I have two other children and lots of niece's and nephew's so I can see that compared to them my son just seems to have 'differences' and life just seems to be harder for him in certain ways.
This week his issues have affected him during the school day and he's spent some time with the senco and deputy head who tried to calm him down and help him. From now on he is able to go to the senco office if he needs to during school time. In the past I've asked the teachers if they have any concerns and they always tell me 'he's a bright boys and is fine in school'. Like most schools they are under resourced and don't seem aware of children who have diagnosed conditions so I know they don't really notice if children have issues even if they are obvious.
I'm so so worried about what will happen when he starts secondary school. When the routine changes and he's expected to move from class to class with a different teacher each lesson is going to really impact him. He has children he spends time with but no actual friends because he doesn't seem to understand how to be part of a friendship group so the transition to high school is going to be so hard for him I think.
When I seriously take time to look at our behaviour, we adjust so much of our daily lives around ds and spend so much of our time 'managing' things so that he's ok.
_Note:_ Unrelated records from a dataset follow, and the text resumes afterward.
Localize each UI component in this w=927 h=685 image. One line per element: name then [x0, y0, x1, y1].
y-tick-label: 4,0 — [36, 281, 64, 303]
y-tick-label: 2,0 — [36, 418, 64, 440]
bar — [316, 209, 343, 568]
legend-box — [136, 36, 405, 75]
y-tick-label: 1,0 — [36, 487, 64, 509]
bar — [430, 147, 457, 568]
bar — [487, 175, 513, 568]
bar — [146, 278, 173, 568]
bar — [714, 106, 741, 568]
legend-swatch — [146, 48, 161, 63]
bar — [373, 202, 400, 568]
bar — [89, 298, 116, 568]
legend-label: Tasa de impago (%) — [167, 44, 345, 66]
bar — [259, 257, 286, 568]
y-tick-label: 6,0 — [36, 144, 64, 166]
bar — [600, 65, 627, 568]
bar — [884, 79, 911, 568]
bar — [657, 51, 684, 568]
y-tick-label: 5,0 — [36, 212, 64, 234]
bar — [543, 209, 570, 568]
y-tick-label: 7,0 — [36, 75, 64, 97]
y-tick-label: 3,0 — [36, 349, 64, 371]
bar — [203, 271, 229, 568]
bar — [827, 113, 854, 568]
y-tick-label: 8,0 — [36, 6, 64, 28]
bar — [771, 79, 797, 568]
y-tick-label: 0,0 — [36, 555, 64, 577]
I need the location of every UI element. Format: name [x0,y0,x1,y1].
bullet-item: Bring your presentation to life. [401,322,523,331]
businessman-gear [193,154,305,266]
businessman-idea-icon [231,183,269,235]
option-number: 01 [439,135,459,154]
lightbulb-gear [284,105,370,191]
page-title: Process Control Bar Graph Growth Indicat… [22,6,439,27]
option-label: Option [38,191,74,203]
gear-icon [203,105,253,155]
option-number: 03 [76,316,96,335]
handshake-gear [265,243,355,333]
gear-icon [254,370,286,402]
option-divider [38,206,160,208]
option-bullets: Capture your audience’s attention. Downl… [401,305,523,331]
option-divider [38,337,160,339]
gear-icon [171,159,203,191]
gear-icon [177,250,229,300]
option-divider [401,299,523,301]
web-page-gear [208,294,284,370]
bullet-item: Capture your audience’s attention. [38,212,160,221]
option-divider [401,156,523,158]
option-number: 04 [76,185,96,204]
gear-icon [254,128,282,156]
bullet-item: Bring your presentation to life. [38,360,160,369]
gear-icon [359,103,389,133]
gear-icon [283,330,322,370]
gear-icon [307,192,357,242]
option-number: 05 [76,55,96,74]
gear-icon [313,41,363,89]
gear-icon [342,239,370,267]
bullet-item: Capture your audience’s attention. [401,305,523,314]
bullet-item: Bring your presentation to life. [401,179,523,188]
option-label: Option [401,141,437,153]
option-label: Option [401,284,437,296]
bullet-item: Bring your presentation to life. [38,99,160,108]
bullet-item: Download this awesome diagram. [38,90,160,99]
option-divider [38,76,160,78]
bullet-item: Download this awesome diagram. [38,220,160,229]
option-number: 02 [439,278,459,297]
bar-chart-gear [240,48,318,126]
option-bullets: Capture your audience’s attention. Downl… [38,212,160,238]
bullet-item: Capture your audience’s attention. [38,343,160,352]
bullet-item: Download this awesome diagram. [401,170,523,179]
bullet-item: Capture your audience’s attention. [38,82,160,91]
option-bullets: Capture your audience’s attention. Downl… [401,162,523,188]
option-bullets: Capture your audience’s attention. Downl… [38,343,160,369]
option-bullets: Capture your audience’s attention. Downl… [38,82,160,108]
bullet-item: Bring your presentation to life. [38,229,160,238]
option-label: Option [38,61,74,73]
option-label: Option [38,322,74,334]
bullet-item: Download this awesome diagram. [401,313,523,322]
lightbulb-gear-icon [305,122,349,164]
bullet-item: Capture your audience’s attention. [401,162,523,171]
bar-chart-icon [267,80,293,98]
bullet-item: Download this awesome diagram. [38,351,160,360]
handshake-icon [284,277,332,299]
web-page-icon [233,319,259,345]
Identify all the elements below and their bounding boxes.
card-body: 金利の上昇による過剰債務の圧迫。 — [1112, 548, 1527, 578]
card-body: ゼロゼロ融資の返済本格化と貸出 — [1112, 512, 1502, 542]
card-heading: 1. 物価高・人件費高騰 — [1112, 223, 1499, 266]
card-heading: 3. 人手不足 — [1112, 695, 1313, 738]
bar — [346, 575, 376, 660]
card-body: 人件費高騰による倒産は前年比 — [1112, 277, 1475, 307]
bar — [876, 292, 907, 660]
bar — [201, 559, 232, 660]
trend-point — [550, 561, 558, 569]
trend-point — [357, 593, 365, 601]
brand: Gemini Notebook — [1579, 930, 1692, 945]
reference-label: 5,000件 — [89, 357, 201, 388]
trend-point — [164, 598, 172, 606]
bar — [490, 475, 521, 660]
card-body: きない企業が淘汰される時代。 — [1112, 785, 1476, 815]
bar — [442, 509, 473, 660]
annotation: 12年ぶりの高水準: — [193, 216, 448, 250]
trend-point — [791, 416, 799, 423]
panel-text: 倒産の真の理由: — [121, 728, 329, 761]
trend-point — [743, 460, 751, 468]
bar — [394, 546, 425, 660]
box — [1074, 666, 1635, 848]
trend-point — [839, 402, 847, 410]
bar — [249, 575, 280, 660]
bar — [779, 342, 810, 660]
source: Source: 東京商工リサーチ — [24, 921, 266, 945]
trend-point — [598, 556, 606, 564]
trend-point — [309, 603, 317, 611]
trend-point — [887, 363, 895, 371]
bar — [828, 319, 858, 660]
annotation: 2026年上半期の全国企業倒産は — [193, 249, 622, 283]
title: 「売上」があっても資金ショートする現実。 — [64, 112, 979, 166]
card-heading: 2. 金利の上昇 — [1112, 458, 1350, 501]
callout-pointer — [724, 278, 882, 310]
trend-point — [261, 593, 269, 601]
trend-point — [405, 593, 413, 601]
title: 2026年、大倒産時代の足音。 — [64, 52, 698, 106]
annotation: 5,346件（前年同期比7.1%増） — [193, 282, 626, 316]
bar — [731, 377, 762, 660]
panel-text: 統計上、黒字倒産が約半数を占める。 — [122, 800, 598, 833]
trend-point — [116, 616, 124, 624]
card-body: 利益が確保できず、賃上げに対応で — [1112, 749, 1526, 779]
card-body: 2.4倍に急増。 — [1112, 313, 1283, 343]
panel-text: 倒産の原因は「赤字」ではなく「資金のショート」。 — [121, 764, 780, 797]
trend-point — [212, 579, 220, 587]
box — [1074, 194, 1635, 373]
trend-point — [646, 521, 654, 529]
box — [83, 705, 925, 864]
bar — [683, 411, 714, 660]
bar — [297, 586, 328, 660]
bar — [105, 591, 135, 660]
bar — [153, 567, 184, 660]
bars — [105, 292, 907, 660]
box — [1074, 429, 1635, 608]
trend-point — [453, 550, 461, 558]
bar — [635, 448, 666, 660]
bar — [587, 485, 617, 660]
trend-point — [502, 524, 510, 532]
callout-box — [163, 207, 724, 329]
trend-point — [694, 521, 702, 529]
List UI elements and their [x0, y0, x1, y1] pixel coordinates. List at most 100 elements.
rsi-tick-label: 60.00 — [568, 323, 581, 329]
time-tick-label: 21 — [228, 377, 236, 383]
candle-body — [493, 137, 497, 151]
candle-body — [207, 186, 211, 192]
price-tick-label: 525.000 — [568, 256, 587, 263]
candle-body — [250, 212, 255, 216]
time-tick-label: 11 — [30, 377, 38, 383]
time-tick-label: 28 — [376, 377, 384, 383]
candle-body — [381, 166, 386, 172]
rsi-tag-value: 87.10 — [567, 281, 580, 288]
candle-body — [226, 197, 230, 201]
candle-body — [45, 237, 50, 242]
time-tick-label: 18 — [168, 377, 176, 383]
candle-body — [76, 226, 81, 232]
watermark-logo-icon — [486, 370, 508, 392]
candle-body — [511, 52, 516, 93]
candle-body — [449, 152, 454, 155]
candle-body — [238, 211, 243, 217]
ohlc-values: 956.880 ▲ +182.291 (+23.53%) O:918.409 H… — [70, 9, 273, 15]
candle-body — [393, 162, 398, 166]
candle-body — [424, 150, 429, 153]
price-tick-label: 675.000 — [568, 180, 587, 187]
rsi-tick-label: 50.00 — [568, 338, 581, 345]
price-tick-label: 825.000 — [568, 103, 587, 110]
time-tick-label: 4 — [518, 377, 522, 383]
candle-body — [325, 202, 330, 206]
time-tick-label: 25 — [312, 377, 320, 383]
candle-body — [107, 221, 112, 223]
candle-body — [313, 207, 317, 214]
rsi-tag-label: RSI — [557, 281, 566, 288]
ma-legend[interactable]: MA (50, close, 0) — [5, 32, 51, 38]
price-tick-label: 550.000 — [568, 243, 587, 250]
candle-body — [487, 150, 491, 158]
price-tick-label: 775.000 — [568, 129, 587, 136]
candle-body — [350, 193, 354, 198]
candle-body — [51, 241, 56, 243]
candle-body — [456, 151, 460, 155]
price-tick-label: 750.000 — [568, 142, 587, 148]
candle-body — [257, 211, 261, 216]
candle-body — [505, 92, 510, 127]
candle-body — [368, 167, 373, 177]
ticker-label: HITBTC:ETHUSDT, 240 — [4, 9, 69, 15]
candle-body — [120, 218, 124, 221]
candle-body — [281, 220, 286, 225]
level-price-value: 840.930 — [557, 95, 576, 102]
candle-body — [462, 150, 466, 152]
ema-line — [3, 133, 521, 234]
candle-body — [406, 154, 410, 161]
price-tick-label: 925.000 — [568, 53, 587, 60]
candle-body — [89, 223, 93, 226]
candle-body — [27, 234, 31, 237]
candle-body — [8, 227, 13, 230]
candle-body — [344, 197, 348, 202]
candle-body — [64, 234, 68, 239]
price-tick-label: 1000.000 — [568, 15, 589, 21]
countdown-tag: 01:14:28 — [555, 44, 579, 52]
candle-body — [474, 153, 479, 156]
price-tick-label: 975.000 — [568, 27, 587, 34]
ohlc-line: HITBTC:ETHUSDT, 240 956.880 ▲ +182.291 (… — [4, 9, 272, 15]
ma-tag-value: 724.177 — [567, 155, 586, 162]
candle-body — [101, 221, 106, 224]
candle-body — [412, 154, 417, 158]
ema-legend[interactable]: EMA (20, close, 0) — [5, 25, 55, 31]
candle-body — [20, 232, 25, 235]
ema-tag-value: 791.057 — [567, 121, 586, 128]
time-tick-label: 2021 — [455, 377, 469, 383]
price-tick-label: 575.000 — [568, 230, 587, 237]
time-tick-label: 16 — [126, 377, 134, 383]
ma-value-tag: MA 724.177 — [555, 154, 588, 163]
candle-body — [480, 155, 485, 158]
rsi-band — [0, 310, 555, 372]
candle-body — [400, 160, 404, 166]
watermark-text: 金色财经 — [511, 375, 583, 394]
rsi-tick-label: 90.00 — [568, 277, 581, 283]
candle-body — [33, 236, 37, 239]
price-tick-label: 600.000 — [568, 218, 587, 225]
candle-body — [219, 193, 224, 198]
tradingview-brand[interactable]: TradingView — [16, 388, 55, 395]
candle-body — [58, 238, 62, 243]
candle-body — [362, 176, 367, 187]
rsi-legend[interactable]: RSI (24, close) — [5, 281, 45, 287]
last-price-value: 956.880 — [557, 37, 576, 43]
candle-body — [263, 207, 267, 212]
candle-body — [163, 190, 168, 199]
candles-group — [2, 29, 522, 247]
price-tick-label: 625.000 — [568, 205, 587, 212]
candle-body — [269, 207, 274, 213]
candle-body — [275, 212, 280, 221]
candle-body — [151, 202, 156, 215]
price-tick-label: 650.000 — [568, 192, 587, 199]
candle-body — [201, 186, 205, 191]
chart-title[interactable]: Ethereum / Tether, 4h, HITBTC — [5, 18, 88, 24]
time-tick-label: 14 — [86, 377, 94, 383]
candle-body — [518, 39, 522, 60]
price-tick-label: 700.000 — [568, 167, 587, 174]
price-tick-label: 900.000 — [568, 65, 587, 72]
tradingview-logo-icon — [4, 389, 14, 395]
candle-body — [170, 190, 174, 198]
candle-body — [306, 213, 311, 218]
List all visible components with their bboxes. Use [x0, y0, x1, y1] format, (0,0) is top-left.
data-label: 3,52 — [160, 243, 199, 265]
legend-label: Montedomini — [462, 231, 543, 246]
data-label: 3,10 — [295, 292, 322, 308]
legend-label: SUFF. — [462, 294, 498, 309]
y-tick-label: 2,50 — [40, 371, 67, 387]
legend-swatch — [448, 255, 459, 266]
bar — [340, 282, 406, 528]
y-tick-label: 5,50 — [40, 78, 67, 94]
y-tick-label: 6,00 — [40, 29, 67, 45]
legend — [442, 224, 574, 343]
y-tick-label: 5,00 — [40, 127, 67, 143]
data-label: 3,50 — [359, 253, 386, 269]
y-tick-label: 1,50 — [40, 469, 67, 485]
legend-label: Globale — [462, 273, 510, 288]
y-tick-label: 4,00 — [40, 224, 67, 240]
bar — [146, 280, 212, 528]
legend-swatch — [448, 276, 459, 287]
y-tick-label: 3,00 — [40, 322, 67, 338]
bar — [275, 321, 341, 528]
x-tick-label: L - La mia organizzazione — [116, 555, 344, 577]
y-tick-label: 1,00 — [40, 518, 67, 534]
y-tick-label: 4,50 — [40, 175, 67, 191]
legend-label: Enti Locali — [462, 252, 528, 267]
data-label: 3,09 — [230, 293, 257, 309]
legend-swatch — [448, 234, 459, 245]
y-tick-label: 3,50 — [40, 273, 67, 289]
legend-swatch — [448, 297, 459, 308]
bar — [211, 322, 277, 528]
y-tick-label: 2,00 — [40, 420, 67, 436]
I'm so worried we are getting this all wrong and life is going to be harded for him when he's less dependant on us and life isn't managed for him if that makes sense.
Can anyone give me any advice about where to go from here? Is it the gp I see or do I self refer to some service that I don't know about?
If your child was 10 would you seek out a diagnosis or just hope you can help him enough to cope with life?
I'm sorry this is so all over the place. I hope my ramblings make enough sense. I'm not new to having to advocate for my child because I have an teenager who has a life limiting medical condition but I feel so out of my depth with this and wish I could just make life easier for my ds.